In research published in Nature Neuroscience, Elior Peles, Ivo Spiegel and their colleagues in the Molecular Cell Biology Department at the Weizmann Institute and in the United States, provided a new insight into the mechanism by which glial cells recognize and myelinate axons.
They found a pair of proteins that pass messages from axons to glial cells. These proteins, called Necl1 and Necl4, belong to a larger family of cell adhesion molecules. The whole class of cell adhesion molecules does exactly that: they sit on the outer membranes of cells and provide the glue that helps them to stick together. Even when removed from their cells, Necl1, which is normally found on the surface of the axon, and Necl4, that is found on the glial cell membrane, adhere together very tightly. When these molecules are in their natural homes of the axon and glial cell, they not only create physical contact between axon and glial cell, but also serve to transfer signals to the interior of the glial cells, initiating changes needed to undertake myelination.

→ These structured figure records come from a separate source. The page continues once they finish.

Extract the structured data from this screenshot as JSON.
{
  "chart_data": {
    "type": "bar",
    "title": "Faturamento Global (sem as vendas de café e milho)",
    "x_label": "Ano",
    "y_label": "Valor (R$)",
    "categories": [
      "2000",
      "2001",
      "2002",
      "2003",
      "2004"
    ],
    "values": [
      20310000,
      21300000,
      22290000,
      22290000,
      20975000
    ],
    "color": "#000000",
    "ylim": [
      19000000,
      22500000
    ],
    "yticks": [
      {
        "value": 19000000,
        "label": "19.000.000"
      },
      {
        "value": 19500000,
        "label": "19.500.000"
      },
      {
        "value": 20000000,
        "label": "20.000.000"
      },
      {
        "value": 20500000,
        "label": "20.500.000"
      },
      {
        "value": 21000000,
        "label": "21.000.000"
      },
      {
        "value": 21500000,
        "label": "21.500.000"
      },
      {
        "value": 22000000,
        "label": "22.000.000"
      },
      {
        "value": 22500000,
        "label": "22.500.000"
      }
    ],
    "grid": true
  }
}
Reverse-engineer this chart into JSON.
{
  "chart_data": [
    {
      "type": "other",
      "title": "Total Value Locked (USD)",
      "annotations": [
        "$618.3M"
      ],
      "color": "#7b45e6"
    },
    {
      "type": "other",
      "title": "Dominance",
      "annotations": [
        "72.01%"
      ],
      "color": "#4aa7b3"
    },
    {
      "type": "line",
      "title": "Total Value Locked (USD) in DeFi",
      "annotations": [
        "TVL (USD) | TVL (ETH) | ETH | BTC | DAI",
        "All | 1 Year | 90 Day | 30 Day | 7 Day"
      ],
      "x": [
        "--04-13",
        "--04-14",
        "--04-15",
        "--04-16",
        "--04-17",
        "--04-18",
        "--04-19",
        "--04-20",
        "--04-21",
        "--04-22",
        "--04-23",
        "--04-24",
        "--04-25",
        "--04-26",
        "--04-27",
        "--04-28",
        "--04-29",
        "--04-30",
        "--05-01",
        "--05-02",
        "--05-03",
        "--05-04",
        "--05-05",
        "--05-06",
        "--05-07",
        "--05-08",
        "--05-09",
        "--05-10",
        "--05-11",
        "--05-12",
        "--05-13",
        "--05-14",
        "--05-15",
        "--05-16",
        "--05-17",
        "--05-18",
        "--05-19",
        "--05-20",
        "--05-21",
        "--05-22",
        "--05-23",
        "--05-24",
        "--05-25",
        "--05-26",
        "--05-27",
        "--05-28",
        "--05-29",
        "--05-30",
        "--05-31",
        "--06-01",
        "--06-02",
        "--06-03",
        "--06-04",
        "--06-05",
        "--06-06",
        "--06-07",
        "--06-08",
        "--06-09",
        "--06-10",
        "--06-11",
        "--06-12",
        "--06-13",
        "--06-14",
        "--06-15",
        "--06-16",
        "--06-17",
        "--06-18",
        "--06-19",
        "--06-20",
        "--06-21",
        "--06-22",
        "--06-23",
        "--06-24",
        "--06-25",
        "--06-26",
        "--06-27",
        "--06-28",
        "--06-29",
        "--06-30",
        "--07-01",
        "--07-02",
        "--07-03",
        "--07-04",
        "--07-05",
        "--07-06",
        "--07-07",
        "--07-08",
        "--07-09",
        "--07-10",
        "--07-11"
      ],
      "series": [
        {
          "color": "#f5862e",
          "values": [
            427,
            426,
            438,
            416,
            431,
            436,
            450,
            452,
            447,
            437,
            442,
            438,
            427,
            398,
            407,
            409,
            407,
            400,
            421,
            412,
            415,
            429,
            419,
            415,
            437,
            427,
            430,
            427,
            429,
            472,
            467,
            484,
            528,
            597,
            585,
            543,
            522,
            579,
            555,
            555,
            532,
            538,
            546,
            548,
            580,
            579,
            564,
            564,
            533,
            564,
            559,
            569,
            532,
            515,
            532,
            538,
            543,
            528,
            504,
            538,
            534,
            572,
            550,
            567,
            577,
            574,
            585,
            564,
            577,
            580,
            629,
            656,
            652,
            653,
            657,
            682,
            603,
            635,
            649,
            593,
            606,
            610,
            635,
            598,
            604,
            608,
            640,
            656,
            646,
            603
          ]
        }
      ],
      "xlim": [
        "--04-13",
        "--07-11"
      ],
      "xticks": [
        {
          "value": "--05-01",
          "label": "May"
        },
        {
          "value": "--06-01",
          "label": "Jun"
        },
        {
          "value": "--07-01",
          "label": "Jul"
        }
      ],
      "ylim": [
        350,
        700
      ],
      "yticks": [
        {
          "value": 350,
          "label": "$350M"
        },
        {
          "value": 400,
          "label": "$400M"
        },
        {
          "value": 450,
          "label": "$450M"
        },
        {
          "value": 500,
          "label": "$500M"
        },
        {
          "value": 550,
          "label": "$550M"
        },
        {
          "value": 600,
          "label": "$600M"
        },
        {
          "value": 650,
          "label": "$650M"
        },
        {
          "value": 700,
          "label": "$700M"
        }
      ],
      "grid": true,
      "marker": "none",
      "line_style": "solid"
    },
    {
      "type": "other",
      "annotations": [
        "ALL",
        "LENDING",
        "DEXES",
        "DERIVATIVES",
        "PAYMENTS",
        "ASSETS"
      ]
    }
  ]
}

The scientists found that production of Necl4 in the glial cells rises when they come into close contact with an unmyelinated axon and as the process of myelination begins. If Necl4 is absent from the glial cells, or if they blocked the attachment of Necl4 to Necl1, the axons that were in contact with the glial cells did not myelinate.
This is an exceptionally important discovery. Most of the approaches that we use for treating MS, peripheral neuropathy and other degenerative diseases, can often help with symptoms and may slow but not cure the diseases. But if we can understand the mechanisms that control the process of wrapping the axons by their protective sheath, we may be able to recreate that process in patients.